夏清婉又歎口氣,道:“想這出我也很無奈,可你們太多疑,爲了怕你們對我有了防備,我隻能先示弱,因爲這個,我還差點與隐暗的人同歸于盡。”
“我聽說了,你差一點就用了紫陽火雷。”夏風看了一眼方凡,又收回目光,看着夏清婉道:“如果沒有他,你怎麽收場?”
“這不難下台。”夏清婉聳聳肩:“因爲我還有幻光佛罩。”。
“幻光佛罩?”夏風目中閃過一絲驚愕。
幻光佛罩屬于一次性異寶,可抵擋住登峰境以下所有攻擊,每面世一件,便預示着一名登峰初期的高手離世。
煉制幻光佛罩的方法很簡單,人入烈焰焚燒的鼎爐内,将全部功力按照幻光佛罩的運行路線運入丹田,肉體燃燒殆盡時,若爐底有丹藥大小的金色圓球,便說明幻光佛罩煉制成功。
沒人願意去受焚身之痛,幻光佛罩自然很少見世,願意入鼎爐的,無非是自知大限将近,而後輩青黃不接,無奈行了此舉,希冀死後還能幫扶後輩一二。
但也不是說進了鼎爐就一定會成功,幻光佛罩的運行路線不複雜,可至少也要五分鍾才能運行完畢,五分鍾足夠很多人死上數個來回了。
總之,這件異寶不是花錢就能買的到的,夏風并不想打聽夏清婉得來幻光佛罩的過程,知道與否,都與現在沒什麽關系。
“幻光佛罩隻能護住一人,若你将紫陽火雷引爆,那就是說你要将這些人全抛棄掉?”夏風的音量提高了。
夏清婉笑了,道:“你不用在這裏挑撥,這點小伎倆實在讓人尴尬。”
夏風臉不紅心不跳。
“爲什麽我不在任何一個地方被伏擊,而偏偏在離定山城不遠的胡楊林,這你應該能想通。”夏清婉道。

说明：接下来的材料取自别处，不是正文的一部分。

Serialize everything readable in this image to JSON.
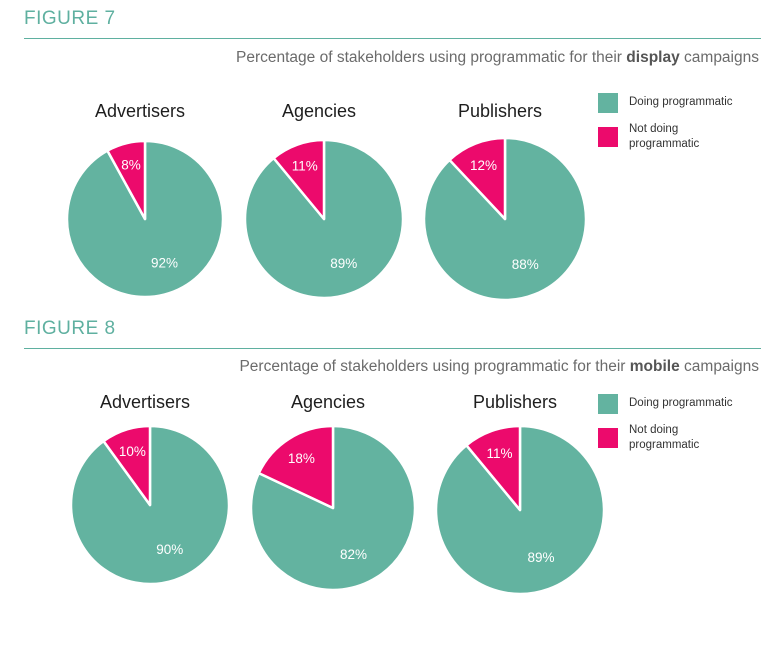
{
  "colors": {
    "doing": "#63b3a0",
    "not_doing": "#ec0a6c",
    "accent": "#5fb0a0"
  },
  "chart_data": [
    {
      "type": "pie",
      "figure_label": "FIGURE 7",
      "title_pre": "Percentage of stakeholders using programmatic for their",
      "title_bold": "display",
      "title_post": "campaigns",
      "legend": [
        "Doing programmatic",
        "Not doing programmatic"
      ],
      "pies": [
        {
          "name": "Advertisers",
          "doing": 92,
          "not_doing": 8,
          "doing_label": "92%",
          "not_doing_label": "8%"
        },
        {
          "name": "Agencies",
          "doing": 89,
          "not_doing": 11,
          "doing_label": "89%",
          "not_doing_label": "11%"
        },
        {
          "name": "Publishers",
          "doing": 88,
          "not_doing": 12,
          "doing_label": "88%",
          "not_doing_label": "12%"
        }
      ]
    },
    {
      "type": "pie",
      "figure_label": "FIGURE 8",
      "title_pre": "Percentage of stakeholders using programmatic for their",
      "title_bold": "mobile",
      "title_post": "campaigns",
      "legend": [
        "Doing programmatic",
        "Not doing programmatic"
      ],
      "pies": [
        {
          "name": "Advertisers",
          "doing": 90,
          "not_doing": 10,
          "doing_label": "90%",
          "not_doing_label": "10%"
        },
        {
          "name": "Agencies",
          "doing": 82,
          "not_doing": 18,
          "doing_label": "82%",
          "not_doing_label": "18%"
        },
        {
          "name": "Publishers",
          "doing": 89,
          "not_doing": 11,
          "doing_label": "89%",
          "not_doing_label": "11%"
        }
      ]
    }
  ]
}
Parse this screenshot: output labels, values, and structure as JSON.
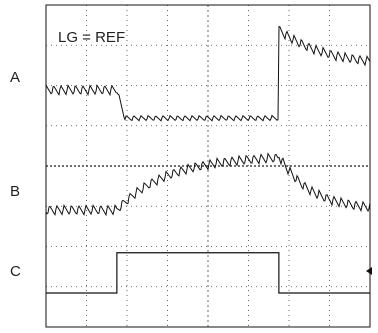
{
  "chart_data": {
    "type": "line",
    "title": "",
    "annotation": "LG = REF",
    "channels": [
      {
        "name": "A",
        "level_div": {
          "before": 0.0,
          "during": -0.7,
          "spike": 1.5,
          "after": 0.6
        },
        "ripple_div": 0.24,
        "ripple_period_div": 0.18
      },
      {
        "name": "B",
        "level_div": {
          "before": 0.0,
          "during": 1.35,
          "after": 0.0
        },
        "ripple_div": 0.24,
        "ripple_period_div": 0.18
      },
      {
        "name": "C",
        "level_div": {
          "low": 0.0,
          "high": 1.0
        }
      }
    ],
    "step_on_div": 1.75,
    "step_off_div": 5.75,
    "x_divisions": 8,
    "y_divisions": 8,
    "grid": true,
    "colors": {
      "trace": "#111111",
      "grid": "#444444",
      "frame": "#111111"
    }
  }
}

“因爲那裏是進城的必經之路。”夏風看夏清婉的眼神變了。
“沒錯。”夏清婉指着方凡道:“即便他不出現,也會有其他的人出現,死去的那幾人本就是炮灰,所以無論來了什麽人,我們都會被救下,隻不過湊巧碰見了他而已。”
“好深的謀算,兩年不見,你再不是那個愛哭鼻子的清婉妹妹了。”夏風的臉色凝重起來。
“你不是也變了樣,哪裏還是我那個懦弱無能的夏風哥哥。”夏清婉道。
“記得年少我時常犯錯,都是你替我扛着,因爲袒護我沒少挨父親的打。”
夏清婉抿嘴笑了起來,之前兩人還針鋒相對,突然就如久别重逢的家人般訴說起了思念之情,這給人的感覺太怪異了。
“那你還記不記得這道疤?”夏風撩開衣袖,手臂上赫然有着一塊火燒的痕迹。
“九歲那年,母親病重隻能躺在榻上,除夕守歲,我不知哪來的倔勁,哭鬧不止非要拉着母親起榻。
父親氣極,抽出火鉗就朝我打來了,是你替我擋的這一下,我是沒事了,可這手臂上的疤卻一直留着了。”夏清婉輕聲道。